Page 1 of 1

exclude page from search engines

Posted: Tue Jun 01, 2010 3:24 pm
by edented
Is it possible to stop a searchbot from accessing a single page from within the admin panel?

I've created page that notifies me via email when a visitor has accessed the page (a download), but it seems that it's being visited by the crawlers.

Thanks

Re: exclude page from search engines

Posted: Sun Jun 06, 2010 1:53 am
by NaN
Searchengines are identified by the user agent.
You could create a UDT that checks the user agent and if it is a known search bot and the content property "searchable" is ot set return an empty page with header 403.
This UDT can be placed in the pagedata or in the template.

You could also try a robots.txt.

Re: exclude page from search engines

Posted: Sun Jun 06, 2010 1:56 am
by calguy1000
uhm, add a meta noindex tag... add a nofollow attribute to the links to that page...

Re: exclude page from search engines

Posted: Sun Jun 06, 2010 8:11 am
by Peciura

Code: Select all

<meta content="noindex, nofollow" name="robots"/>

Re: exclude page from search engines

Posted: Sun Jun 06, 2010 12:04 pm
by NaN
But the metadata does not prevent a bot to access the page.
It just won't be indexed.
Anyway the whole page is already processed when the bot recieves the noindex, nofollow stuff.
And that means the script that informs you via email might already been processed no matter what is in the metadata.
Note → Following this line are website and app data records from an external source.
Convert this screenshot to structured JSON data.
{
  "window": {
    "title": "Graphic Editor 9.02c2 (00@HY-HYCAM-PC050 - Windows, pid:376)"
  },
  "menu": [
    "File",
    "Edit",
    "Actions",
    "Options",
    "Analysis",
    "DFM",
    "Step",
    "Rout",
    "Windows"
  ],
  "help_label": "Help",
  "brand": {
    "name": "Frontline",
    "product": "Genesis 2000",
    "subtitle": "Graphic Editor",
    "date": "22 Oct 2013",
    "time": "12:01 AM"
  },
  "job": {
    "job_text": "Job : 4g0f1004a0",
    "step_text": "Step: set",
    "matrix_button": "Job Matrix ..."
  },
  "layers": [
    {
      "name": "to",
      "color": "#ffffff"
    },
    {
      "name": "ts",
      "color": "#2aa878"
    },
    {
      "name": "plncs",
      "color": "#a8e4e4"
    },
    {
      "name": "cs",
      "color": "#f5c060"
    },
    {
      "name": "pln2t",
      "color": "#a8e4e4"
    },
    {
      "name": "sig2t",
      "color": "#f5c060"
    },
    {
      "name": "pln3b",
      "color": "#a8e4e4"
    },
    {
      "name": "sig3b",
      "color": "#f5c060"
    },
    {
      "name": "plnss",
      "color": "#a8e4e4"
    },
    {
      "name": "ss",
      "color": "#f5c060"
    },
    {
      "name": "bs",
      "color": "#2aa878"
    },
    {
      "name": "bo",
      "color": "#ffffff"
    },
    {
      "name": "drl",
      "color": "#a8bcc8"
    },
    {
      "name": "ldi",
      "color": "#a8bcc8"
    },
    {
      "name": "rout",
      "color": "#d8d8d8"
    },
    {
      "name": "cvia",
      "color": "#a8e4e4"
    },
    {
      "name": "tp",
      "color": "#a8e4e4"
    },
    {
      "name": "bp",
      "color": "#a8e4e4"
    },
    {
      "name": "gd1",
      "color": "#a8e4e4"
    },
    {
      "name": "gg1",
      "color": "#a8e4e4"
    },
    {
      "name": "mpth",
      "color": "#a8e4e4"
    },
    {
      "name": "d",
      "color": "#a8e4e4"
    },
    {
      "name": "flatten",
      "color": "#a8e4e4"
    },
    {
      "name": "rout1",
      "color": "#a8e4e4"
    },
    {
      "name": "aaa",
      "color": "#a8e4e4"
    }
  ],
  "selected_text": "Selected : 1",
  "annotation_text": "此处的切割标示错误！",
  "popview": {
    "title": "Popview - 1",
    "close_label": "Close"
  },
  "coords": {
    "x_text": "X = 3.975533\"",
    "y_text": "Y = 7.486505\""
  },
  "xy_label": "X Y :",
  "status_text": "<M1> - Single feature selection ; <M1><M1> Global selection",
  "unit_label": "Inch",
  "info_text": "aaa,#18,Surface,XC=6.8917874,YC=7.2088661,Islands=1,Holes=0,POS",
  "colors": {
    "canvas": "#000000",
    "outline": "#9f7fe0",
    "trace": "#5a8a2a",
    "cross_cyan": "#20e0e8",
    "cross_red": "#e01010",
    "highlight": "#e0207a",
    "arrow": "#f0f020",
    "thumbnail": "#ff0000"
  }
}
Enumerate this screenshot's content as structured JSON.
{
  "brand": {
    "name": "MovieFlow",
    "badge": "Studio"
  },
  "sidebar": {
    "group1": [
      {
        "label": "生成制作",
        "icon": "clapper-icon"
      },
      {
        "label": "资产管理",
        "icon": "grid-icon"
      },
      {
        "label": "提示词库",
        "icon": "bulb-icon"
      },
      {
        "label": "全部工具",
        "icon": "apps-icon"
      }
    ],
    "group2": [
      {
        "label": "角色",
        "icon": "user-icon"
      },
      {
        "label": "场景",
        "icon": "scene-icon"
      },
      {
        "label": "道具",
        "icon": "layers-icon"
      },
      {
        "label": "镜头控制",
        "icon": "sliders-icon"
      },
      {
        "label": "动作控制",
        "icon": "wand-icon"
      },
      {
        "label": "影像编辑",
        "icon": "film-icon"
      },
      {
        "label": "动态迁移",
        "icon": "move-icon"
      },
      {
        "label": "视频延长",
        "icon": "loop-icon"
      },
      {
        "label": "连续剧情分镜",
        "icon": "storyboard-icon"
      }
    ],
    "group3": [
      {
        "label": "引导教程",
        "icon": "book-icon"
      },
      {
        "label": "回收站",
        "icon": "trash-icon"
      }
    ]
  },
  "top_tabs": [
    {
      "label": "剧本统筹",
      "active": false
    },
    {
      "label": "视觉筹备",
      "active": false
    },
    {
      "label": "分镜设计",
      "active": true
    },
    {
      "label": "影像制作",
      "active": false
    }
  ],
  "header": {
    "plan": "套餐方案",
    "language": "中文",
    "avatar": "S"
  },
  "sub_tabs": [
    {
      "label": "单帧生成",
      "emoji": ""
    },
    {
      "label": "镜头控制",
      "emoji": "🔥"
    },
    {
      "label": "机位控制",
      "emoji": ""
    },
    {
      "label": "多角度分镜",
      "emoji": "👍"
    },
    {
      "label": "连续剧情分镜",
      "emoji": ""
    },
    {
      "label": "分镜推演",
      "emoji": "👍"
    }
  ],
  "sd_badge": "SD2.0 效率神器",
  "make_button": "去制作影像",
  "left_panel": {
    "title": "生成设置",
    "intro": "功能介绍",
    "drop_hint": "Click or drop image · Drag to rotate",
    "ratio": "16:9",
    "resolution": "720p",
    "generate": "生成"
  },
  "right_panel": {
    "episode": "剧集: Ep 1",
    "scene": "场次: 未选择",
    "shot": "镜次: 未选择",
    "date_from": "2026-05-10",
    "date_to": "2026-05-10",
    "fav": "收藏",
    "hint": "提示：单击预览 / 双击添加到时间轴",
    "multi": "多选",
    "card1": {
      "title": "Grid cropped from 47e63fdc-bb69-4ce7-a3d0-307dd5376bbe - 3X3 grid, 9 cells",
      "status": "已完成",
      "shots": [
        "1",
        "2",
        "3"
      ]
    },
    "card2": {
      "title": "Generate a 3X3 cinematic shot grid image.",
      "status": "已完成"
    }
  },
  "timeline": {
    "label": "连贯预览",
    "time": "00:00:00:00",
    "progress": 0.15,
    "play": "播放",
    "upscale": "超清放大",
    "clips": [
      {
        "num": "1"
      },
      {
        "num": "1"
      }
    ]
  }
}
This is why i would do this using a plugin or UDT to prevent the page to be rendered and avoid any scripts to be processed if the user agent is a just a bot.

By the way how is the script working?
Is it event driven or dou you have a plugin/UDT placed in your page?
Maybe you can just change your email script to check for the user agent and then decide if an email will be sent or not.

Re: exclude page from search engines

Posted: Sun Jun 06, 2010 6:33 pm
by edented
Thanks for the replies-
I have a UDT that captures the ip and useragent, and sends a formatted email, and an onload in the source that redirects to the download.

Strangely enough, the page has been crawled twice (google and yahoo) almost immediately after it was created, but not since. I worried that i would catch a flood of non human visitors, and still might once I actually submit the site to search engines, or when i add more links to the page.

I'll add the robots.txt as

Code: Select all

User-agent: *
Disallow: /index.php?page=somepagename

if it gets out of control, maybe i'll attempt to set up a bot trap
http://www.kloth.net/internet/bottrap.php

As i'm more of a muddler than a programmer, scripting the UDT to trap for bots and then return a 403 header might take me an inordinate amount of time.

Thanks again!

Re: exclude page from search engines

Posted: Sun Jun 06, 2010 7:26 pm
by NaN
edented wrote:
I have a UDT that captures the ip and useragent, and sends a formatted email, and an onload in the source that redirects to the download.
If your script already captures the useragent you just need to check if it matches with any known bots. If not send the email. Else... just do nothing.
You could create an array that contains all known bots and after the script captured the useragent just check with this:

Code: Select all


$bots = array('bot1','bot2','bot3', ...);
if(!in_array($useragent,$bots)) {
   send email...
}

(just an example, no working code)

You can do the same thing with bad ips.
And whenever your bot-trap (if you use one) identifies a new bot you can adapt the array and add the useragent and/or the ip address.
So you won't get emails if just bots crawl your site and you don't need to hide the page from bots search indexes.